3. Learned JDR, Shri V.M. Udhoji opposing the contentions submits that in case of export to Nepal duty is required to be paid under the ordinary procedure inasmuch as in terms of the Indo-Nepal Treaty duty is paid to the Government of his Majesty of Nepal. A special procedure for export of goods under bond has been provided in terms of the said Treaty provided the payment is received in freely convertible currency. It is not disputed that the goods were exported to Nepal in terms of the said Notification No. 150/81-C.E., dated 29-7-1981. It is also not disputed that the appellants have not received any freely convertible currency. Learned JDR, therefore, submits that the conditions of the Notification have not been fulfilled. Therefore, demand of duty is clearly sustainable.

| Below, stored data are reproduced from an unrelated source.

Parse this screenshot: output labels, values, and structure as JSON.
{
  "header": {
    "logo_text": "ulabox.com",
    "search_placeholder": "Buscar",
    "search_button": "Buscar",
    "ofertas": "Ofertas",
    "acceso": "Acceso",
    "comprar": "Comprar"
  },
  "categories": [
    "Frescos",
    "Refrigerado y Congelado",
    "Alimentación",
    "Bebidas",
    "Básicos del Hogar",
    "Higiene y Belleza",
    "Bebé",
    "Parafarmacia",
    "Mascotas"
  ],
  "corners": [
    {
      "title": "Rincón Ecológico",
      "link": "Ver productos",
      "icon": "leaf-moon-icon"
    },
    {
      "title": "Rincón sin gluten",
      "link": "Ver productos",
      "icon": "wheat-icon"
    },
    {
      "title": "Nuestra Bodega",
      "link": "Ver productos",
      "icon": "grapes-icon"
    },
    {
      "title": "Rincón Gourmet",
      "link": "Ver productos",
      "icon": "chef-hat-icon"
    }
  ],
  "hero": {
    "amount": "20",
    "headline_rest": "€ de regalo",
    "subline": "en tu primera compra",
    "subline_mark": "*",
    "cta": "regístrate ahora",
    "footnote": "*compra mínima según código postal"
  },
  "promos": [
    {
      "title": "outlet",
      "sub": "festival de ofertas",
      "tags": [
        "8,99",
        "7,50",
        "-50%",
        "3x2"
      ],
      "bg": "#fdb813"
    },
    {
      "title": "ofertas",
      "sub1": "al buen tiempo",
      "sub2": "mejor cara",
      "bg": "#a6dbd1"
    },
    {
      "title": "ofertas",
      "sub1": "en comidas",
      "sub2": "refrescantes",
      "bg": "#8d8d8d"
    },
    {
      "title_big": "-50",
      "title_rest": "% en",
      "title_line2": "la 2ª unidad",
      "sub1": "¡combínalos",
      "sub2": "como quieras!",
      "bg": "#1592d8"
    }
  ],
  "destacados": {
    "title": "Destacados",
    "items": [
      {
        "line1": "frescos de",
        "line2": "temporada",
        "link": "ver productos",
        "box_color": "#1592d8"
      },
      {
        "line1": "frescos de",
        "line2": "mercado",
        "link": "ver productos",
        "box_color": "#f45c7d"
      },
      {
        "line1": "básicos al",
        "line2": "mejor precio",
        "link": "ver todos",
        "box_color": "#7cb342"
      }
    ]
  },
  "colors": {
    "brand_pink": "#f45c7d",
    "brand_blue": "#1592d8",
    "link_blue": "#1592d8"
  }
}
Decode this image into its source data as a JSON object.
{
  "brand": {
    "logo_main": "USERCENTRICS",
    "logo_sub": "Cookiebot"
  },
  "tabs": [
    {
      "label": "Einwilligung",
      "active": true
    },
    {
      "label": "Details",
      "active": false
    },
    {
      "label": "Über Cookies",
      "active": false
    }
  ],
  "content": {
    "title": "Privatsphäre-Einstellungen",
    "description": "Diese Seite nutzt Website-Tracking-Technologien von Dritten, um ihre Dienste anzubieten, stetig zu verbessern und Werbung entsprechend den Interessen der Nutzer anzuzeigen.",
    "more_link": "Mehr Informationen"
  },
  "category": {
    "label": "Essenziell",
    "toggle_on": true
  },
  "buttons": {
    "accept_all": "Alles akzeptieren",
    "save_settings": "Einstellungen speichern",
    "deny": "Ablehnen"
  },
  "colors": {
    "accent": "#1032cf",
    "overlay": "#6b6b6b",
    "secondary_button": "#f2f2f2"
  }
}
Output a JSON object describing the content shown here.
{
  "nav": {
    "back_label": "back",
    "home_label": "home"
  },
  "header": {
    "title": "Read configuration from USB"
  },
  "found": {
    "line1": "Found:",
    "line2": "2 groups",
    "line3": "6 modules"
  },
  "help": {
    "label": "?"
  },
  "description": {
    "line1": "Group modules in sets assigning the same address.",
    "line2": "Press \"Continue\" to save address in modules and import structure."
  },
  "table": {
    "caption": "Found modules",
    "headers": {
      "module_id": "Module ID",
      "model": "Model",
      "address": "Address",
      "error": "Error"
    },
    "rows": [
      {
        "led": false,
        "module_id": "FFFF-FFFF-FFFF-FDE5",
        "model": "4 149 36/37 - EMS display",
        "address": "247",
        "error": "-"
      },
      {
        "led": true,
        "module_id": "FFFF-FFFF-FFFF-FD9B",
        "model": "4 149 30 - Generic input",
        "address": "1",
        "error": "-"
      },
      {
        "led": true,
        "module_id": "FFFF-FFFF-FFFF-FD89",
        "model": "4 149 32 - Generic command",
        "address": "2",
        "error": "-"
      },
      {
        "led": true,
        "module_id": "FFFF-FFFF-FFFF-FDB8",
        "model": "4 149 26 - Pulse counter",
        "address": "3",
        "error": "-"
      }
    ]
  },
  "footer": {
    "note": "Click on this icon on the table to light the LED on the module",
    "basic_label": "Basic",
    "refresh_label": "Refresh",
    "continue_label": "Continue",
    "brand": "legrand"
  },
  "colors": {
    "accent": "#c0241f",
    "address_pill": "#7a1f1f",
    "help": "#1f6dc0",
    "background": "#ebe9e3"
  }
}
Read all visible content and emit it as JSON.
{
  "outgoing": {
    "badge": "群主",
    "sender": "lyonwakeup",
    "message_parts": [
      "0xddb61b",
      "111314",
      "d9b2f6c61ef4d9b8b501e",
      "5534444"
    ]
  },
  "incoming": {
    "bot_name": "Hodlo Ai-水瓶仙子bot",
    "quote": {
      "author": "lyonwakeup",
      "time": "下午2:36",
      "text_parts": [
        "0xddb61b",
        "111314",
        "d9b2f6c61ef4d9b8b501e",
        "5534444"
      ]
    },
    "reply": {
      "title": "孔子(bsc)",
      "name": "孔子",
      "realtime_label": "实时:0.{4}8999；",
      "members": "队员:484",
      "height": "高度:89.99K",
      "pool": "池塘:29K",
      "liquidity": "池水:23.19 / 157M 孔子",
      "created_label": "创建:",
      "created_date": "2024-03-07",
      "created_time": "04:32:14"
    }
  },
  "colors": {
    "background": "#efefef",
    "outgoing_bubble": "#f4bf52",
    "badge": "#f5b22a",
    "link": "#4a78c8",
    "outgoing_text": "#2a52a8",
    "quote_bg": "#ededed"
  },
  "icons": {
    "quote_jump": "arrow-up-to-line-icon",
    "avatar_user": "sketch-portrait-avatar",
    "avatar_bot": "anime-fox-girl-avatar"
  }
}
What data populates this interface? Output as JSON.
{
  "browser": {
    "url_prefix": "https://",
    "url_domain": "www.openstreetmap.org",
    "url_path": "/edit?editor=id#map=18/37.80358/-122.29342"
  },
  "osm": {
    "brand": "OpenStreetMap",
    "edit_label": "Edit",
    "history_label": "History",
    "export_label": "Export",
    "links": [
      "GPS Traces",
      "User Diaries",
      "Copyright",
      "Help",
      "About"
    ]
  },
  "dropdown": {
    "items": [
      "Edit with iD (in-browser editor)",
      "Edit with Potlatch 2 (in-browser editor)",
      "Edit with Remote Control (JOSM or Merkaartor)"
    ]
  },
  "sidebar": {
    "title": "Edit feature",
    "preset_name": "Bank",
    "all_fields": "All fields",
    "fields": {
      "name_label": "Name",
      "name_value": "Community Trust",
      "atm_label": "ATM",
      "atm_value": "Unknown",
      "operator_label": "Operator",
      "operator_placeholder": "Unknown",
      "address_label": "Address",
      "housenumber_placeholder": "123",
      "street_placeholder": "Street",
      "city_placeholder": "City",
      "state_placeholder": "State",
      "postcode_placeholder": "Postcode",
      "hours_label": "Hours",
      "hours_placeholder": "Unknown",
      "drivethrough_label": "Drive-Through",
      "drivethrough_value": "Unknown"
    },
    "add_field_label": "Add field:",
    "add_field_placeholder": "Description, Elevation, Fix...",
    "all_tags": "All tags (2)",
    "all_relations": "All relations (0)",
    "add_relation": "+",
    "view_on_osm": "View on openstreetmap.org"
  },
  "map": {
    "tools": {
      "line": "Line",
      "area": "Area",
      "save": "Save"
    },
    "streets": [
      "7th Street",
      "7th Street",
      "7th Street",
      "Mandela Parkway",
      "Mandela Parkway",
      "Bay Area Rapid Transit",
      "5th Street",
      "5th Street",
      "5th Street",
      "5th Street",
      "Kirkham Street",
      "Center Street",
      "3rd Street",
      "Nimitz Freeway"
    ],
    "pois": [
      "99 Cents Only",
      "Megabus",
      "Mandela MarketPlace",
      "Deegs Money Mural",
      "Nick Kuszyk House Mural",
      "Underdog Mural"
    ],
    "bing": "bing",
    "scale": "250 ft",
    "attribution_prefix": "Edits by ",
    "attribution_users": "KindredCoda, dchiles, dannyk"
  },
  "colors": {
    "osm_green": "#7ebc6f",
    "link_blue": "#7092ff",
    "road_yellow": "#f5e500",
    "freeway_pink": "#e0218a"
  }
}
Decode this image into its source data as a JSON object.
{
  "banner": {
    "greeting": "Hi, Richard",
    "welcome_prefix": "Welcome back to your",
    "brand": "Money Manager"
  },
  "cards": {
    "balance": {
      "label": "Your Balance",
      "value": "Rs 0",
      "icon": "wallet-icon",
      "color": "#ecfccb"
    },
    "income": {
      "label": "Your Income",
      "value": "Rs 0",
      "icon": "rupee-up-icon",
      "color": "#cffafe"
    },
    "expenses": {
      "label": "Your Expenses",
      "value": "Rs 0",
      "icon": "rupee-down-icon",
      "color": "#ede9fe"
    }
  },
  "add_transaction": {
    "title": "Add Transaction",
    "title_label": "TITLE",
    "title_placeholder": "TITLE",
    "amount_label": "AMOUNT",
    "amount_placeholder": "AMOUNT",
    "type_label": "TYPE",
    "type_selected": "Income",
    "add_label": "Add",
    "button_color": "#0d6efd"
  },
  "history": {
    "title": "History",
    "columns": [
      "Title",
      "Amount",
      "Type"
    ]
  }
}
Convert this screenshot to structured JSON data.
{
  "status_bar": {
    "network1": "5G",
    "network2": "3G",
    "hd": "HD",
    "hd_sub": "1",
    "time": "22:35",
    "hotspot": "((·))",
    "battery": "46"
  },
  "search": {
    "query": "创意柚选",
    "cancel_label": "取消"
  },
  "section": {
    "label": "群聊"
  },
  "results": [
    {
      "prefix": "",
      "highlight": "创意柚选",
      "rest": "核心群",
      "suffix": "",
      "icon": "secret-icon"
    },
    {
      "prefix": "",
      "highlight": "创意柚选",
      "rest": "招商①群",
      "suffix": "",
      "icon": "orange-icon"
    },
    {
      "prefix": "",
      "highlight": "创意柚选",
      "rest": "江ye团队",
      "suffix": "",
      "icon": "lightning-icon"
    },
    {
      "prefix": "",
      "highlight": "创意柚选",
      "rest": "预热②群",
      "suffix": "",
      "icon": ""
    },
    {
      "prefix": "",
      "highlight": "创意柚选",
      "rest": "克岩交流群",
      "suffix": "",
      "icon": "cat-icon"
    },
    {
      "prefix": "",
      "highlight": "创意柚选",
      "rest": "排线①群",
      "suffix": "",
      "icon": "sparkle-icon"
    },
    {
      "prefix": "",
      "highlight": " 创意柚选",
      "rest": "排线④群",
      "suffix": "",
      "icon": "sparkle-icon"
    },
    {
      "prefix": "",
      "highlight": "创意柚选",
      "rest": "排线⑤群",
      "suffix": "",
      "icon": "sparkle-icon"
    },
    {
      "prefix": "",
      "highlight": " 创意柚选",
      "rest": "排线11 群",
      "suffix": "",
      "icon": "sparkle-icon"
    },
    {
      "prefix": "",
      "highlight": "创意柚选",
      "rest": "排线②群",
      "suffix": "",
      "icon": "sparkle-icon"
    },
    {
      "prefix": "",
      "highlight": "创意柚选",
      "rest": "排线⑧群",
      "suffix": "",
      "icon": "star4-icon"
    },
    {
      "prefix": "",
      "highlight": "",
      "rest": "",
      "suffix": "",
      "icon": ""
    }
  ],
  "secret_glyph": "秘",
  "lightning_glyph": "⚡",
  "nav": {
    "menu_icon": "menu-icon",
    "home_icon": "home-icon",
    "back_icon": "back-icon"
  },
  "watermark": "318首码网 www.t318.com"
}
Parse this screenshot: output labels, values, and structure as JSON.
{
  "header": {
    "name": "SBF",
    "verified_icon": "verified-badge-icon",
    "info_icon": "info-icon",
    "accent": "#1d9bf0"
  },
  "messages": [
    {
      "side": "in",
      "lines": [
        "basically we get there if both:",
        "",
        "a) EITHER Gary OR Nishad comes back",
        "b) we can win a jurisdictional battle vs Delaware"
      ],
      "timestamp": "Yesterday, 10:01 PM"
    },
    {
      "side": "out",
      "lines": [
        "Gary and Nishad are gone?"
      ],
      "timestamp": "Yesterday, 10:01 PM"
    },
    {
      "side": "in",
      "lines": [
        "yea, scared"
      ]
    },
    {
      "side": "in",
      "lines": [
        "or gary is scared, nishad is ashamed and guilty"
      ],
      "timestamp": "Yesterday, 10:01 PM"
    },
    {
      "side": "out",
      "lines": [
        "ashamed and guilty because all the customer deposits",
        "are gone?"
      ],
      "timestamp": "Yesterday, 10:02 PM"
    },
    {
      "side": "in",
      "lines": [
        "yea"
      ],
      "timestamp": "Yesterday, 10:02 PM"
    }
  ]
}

4. We have carefully considered the pleas advanced from boths sides. We are not impressed by the pleas of the learned Advocate. Having chosen to export the goods to Nepal in terms of Rule 13(2) of the Central Excise Rules, 1944 and read with Notification No. 150/81-C.E., dated 29-7-1981, it is not tenable for the appellants to submit that they will not comply with the conditions of the Notification, namely, that the payment for the goods shall be received in freely convertible currency. We, therefore, do not find any substance in the pleas of the appellants. Consequently, we reject the appeal.